The pilot does not mean that issuance has already been approved. The European Parliament, the Council of the European Union and the European Commission must complete legislation establishing the legal basis for the currency. The ECB has stated that it cannot issue a digital euro without democratic authorization from European lawmakers.

Current planning anticipates legislative approval during 2027, followed by the pilot and further technical development. A possible public launch could occur in 2029, although that timetable remains dependent on political negotiations, test results and the final decision of the ECB’s Governing Council.

The 36 selected providers will now help determine whether the project can operate beyond controlled demonstrations. Their experience will expose technical weaknesses, consumer confusion and operational risks before any wider deployment. The test will also reveal whether competing financial institutions can work inside one standardized European payment framework.

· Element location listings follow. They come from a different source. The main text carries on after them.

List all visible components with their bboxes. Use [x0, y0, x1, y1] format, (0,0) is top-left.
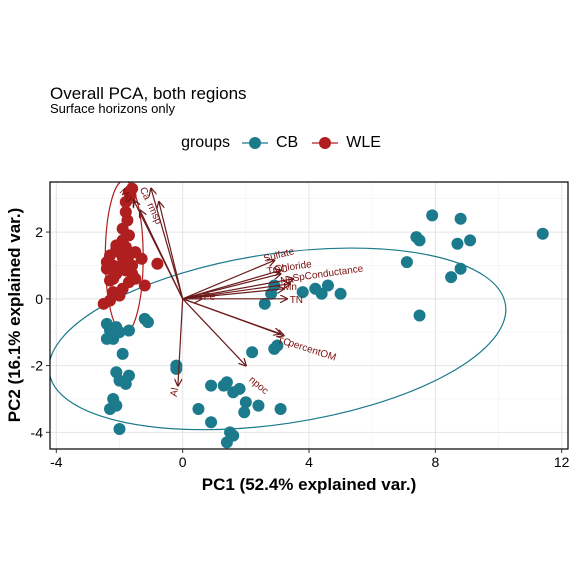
point-cb	[220, 436, 233, 449]
legend-key-cb-icon	[242, 137, 268, 149]
legend-label-cb: CB	[276, 134, 299, 151]
point-wle	[104, 294, 117, 307]
loading-label: Al	[169, 387, 181, 398]
legend-title: groups	[181, 134, 230, 151]
point-cb	[141, 316, 154, 329]
point-cb	[113, 422, 126, 435]
point-cb	[233, 382, 246, 395]
point-cb	[321, 279, 334, 292]
loading-label: Ca	[137, 186, 153, 203]
point-cb	[258, 297, 271, 310]
x-tick-label: -4	[50, 454, 63, 470]
x-tick-label: 8	[431, 454, 439, 470]
point-wle	[138, 279, 151, 292]
chart-title: Overall PCA, both regions	[50, 84, 247, 103]
point-cb	[400, 256, 413, 269]
loading-label: Fe	[204, 292, 216, 303]
point-cb	[451, 237, 464, 250]
legend-key-wle-icon	[312, 137, 339, 149]
loading-arrow	[182, 260, 275, 300]
point-cb	[246, 346, 259, 359]
legend-item-cb: CB	[242, 134, 298, 152]
point-cb	[274, 402, 287, 415]
point-cb	[426, 209, 439, 222]
point-cb	[122, 324, 135, 337]
y-tick-label: -4	[31, 424, 44, 440]
loading-label: rmsp	[144, 201, 164, 226]
point-cb	[445, 271, 458, 284]
point-wle	[107, 272, 120, 285]
loading-label: TOC	[266, 264, 288, 278]
point-wle	[100, 262, 113, 275]
loading-arrow	[159, 202, 184, 299]
loading-arrow	[140, 210, 184, 300]
legend: groups CB WLE	[0, 134, 576, 152]
point-cb	[116, 347, 129, 360]
point-cb	[252, 399, 265, 412]
x-tick-label: 0	[179, 454, 187, 470]
x-tick-label: 12	[554, 454, 570, 470]
chart-subtitle: Surface horizons only	[50, 101, 176, 116]
point-cb	[119, 377, 132, 390]
x-tick-label: 4	[305, 454, 313, 470]
x-axis-label: PC1 (52.4% explained var.)	[202, 475, 417, 494]
point-cb	[170, 362, 183, 375]
point-cb	[239, 396, 252, 409]
point-cb	[238, 406, 251, 419]
point-cb	[454, 262, 467, 275]
point-cb	[296, 286, 309, 299]
point-wle	[119, 196, 132, 209]
y-tick-label: 0	[35, 291, 43, 307]
loading-arrow	[182, 298, 246, 366]
point-cb	[464, 234, 477, 247]
y-axis-label: PC2 (16.1% explained var.)	[5, 208, 24, 423]
axes: -4 0 4 8 12 -4 -2 0 2	[31, 224, 570, 470]
loading-arrow	[178, 298, 184, 386]
point-wle	[126, 267, 139, 280]
point-cb	[413, 309, 426, 322]
point-cb	[536, 227, 549, 240]
loading-label: Chloride	[274, 259, 313, 275]
point-cb	[217, 379, 230, 392]
point-cb	[110, 399, 123, 412]
y-tick-label: -2	[31, 358, 44, 374]
ellipse-cb	[50, 247, 507, 431]
loading-arrow	[182, 274, 281, 300]
point-cb	[192, 402, 205, 415]
point-cb	[205, 379, 218, 392]
loading-label: TN	[290, 295, 303, 306]
point-cb	[413, 234, 426, 247]
point-wle	[116, 251, 129, 264]
legend-item-wle: WLE	[312, 134, 381, 152]
point-cb	[205, 416, 218, 429]
loading-label: Na	[280, 274, 295, 287]
points	[97, 182, 549, 449]
loading-label: TC	[276, 336, 291, 349]
point-cb	[268, 342, 281, 355]
loading-label: npoc	[247, 375, 271, 397]
point-cb	[107, 332, 120, 345]
y-tick-label: 2	[35, 224, 43, 240]
point-cb	[334, 287, 347, 300]
legend-label-wle: WLE	[346, 134, 381, 151]
loading-label: percentOM	[287, 338, 337, 364]
point-wle	[110, 242, 123, 255]
point-wle	[151, 257, 164, 270]
point-cb	[454, 212, 467, 225]
point-wle	[135, 252, 148, 265]
point-wle	[113, 289, 126, 302]
loading-label: Mn	[283, 282, 297, 293]
point-cb	[315, 287, 328, 300]
loading-arrow	[182, 298, 281, 334]
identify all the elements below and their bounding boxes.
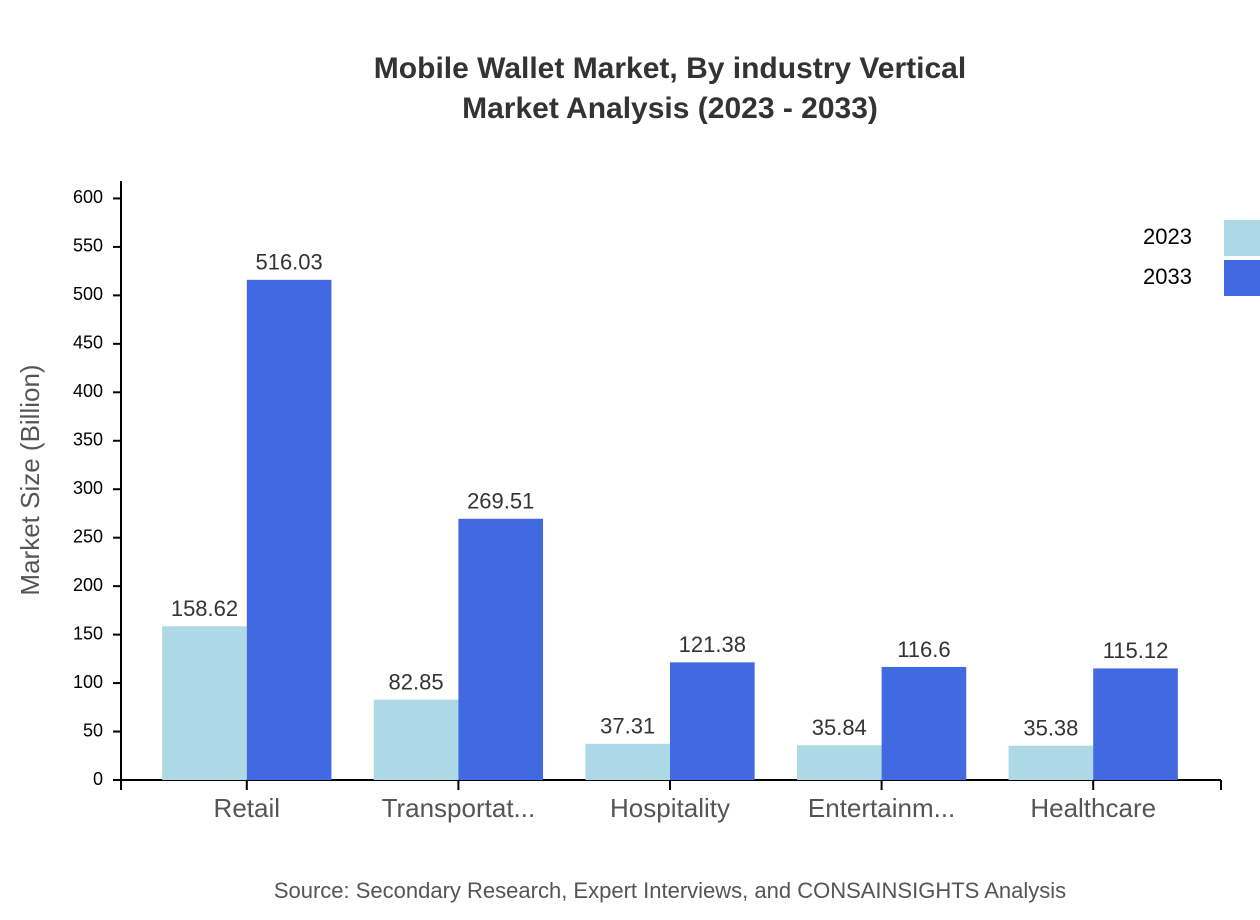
- value-label: 115.12: [1103, 638, 1169, 663]
- bar: [162, 626, 247, 780]
- legend-label: 2033: [1143, 264, 1192, 289]
- chart-subtitle: Market Analysis (2023 - 2033): [462, 92, 878, 125]
- value-label: 116.6: [897, 637, 950, 662]
- source-note: Source: Secondary Research, Expert Inter…: [274, 878, 1066, 903]
- value-label: 158.62: [171, 596, 238, 621]
- legend-label: 2023: [1143, 224, 1192, 249]
- x-tick-label: Retail: [214, 793, 280, 823]
- chart-title: Mobile Wallet Market, By industry Vertic…: [374, 52, 966, 85]
- y-tick-label: 250: [73, 526, 103, 546]
- value-label: 269.51: [467, 489, 534, 514]
- bar: [670, 662, 755, 780]
- y-tick-label: 50: [83, 720, 103, 740]
- bar: [796, 745, 882, 780]
- y-tick-label: 450: [73, 333, 103, 353]
- x-tick-label: Hospitality: [610, 793, 730, 823]
- x-tick-label: Transportat...: [382, 793, 536, 823]
- bar: [881, 666, 967, 780]
- value-label: 121.38: [679, 632, 746, 657]
- legend-swatch: [1224, 220, 1260, 256]
- value-label: 35.38: [1023, 716, 1078, 741]
- bar: [246, 279, 332, 780]
- value-label: 37.31: [600, 714, 655, 739]
- x-tick-label: Entertainm...: [808, 793, 955, 823]
- bar: [1093, 668, 1178, 780]
- legend-swatch: [1224, 260, 1260, 296]
- y-tick-label: 350: [73, 430, 103, 450]
- y-tick-label: 300: [73, 478, 103, 498]
- bar: [1008, 745, 1094, 780]
- y-tick-label: 500: [73, 284, 103, 304]
- y-tick-label: 550: [73, 236, 103, 256]
- y-tick-label: 200: [73, 575, 103, 595]
- y-tick-label: 150: [73, 623, 103, 643]
- y-tick-label: 0: [93, 769, 103, 789]
- bar: [373, 699, 459, 780]
- value-label: 82.85: [389, 670, 444, 695]
- y-axis-label: Market Size (Billion): [15, 364, 45, 595]
- bar: [458, 518, 544, 780]
- bar: [585, 743, 670, 780]
- value-label: 516.03: [255, 250, 322, 275]
- y-tick-label: 400: [73, 381, 103, 401]
- x-tick-label: Healthcare: [1030, 793, 1156, 823]
- y-tick-label: 100: [73, 672, 103, 692]
- y-tick-label: 600: [73, 187, 103, 207]
- value-label: 35.84: [812, 715, 867, 740]
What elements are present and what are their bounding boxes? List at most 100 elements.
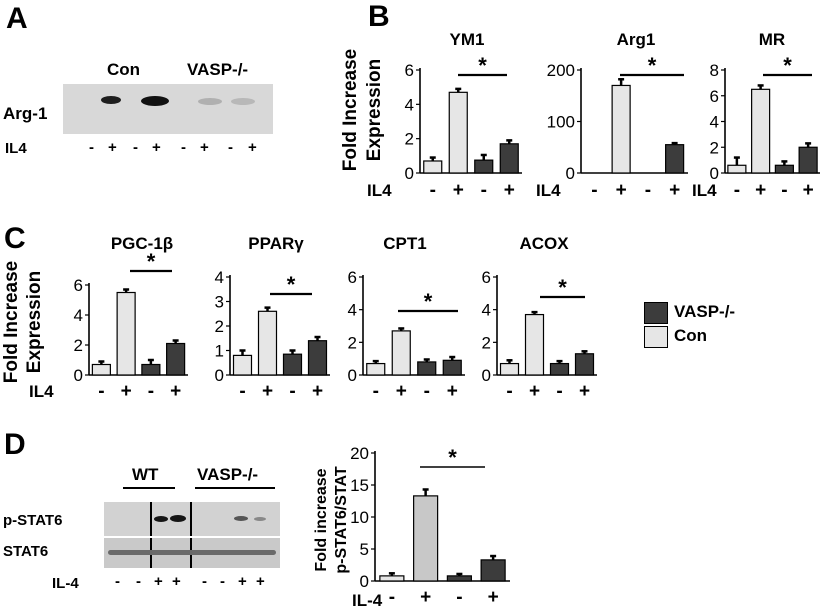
x-tick-label: + [262,381,273,402]
y-tick-label: 2 [215,317,224,336]
x-tick-label: - [424,381,430,402]
y-tick-label: 0 [482,366,491,385]
blot-a-group-con: Con [107,60,141,79]
bar [282,353,303,376]
bar [391,330,411,376]
y-tick-label: 4 [215,268,224,287]
y-tick-label: 5 [360,540,369,559]
y-tick-label: 10 [350,508,369,527]
y-tick-label: 4 [482,301,491,320]
legend-label-vasp: VASP-/- [674,302,736,321]
blot-a-lane: - [89,139,94,156]
significance-star: * [648,53,657,78]
y-tick-label: 0 [566,164,575,183]
x-tick-label: - [389,587,395,608]
treatment-label: IL4 [367,181,392,200]
chart-title: Arg1 [617,30,656,49]
blot-a-band [141,96,169,106]
bar [774,164,794,174]
bar [499,362,520,376]
y-axis-title: Fold Increase [340,49,361,172]
y-axis-title: Expression [24,271,45,373]
blot-a-group-vasp: VASP-/- [187,60,249,79]
x-tick-label: + [616,180,627,201]
y-tick-label: 200 [547,61,575,80]
y-tick-label: 4 [710,113,719,132]
x-tick-label: + [420,587,431,608]
y-axis-title: Fold increase [313,468,330,571]
blot-d-lane: - [220,573,225,590]
blot-d-divider [190,502,192,536]
blot-d-lane: + [256,573,265,590]
blot-d-lane: - [202,573,207,590]
x-tick-label: + [396,381,407,402]
y-tick-label: 20 [350,444,369,463]
x-tick-label: + [579,381,590,402]
significance-star: * [287,272,296,297]
blot-d-band [154,516,168,522]
x-tick-label: + [529,381,540,402]
blot-a-lane: + [200,139,209,156]
blot-d-membrane-stat6 [104,538,280,568]
blot-d: WT VASP-/- p-STAT6 STAT6 IL-4 - - + + - … [0,450,300,608]
bar [751,88,771,174]
bar [442,359,462,376]
x-tick-label: - [481,180,487,201]
blot-d-group-line [123,487,175,489]
blot-d-membrane-pstat6 [104,502,280,536]
x-tick-label: - [98,381,104,402]
bar [448,91,468,174]
x-tick-label: + [488,587,499,608]
blot-d-group-line [195,487,275,489]
blot-d-group-vasp: VASP-/- [197,465,259,484]
y-tick-label: 0 [710,164,719,183]
bar [574,353,595,376]
legend-label-con: Con [674,326,708,345]
y-tick-label: 1 [215,342,224,361]
blot-a-lane: - [181,139,186,156]
y-tick-label: 0 [215,366,224,385]
chart-title: PPARγ [248,234,304,253]
significance-star: * [448,445,457,470]
bar [91,363,111,376]
chart-title: CPT1 [383,234,426,253]
y-tick-label: 6 [710,87,719,106]
panel-letter-b: B [368,0,390,33]
y-axis-title: Fold Increase [1,261,22,384]
bar [423,160,443,174]
y-tick-label: 0 [348,366,357,385]
bar [611,84,631,174]
legend-swatch-con [644,326,668,348]
x-tick-label: - [781,180,787,201]
chart-title: MR [759,30,785,49]
y-tick-label: 8 [710,61,719,80]
x-tick-label: + [121,381,132,402]
blot-d-lane: + [154,573,163,590]
y-tick-label: 4 [348,301,357,320]
blot-d-band [234,516,248,521]
y-tick-label: 2 [482,333,491,352]
x-tick-label: - [734,180,740,201]
treatment-label: IL4 [29,382,54,401]
bar [366,362,386,376]
blot-a-lane: + [108,139,117,156]
blot-a-lane: + [248,139,257,156]
bar [727,164,747,174]
bar [417,361,437,376]
significance-star: * [783,53,792,78]
significance-star: * [478,53,487,78]
y-axis-title: Expression [364,59,385,161]
significance-star: * [147,249,156,274]
blot-a-band [231,98,255,105]
y-tick-label: 2 [710,138,719,157]
x-tick-label: - [456,587,462,608]
y-axis-title: p-STAT6/STAT [333,466,350,573]
blot-a-lane: + [152,139,161,156]
blot-a-row-label: Arg-1 [3,104,48,123]
bar [166,342,186,376]
blot-d-lane: - [136,573,141,590]
treatment-label: IL-4 [352,591,383,608]
bar [549,362,570,376]
bar [446,575,472,582]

The digital euro is ultimately a response to a structural transformation already underway. Cash remains important, but daily economic activity increasingly depends on private applications, mobile devices and foreign-owned payment networks. The ECB is attempting to ensure that public money remains relevant inside that digital environment.

Europe is not simply designing another payment application. It is deciding who should control the infrastructure through which citizens exchange value, how much privacy digital money can preserve and whether monetary sovereignty can survive without a public electronic alternative. The pilot will test technology, but the larger experiment concerns trust.

El futuro del dinero también es soberanía. / The future of money is sovereignty too.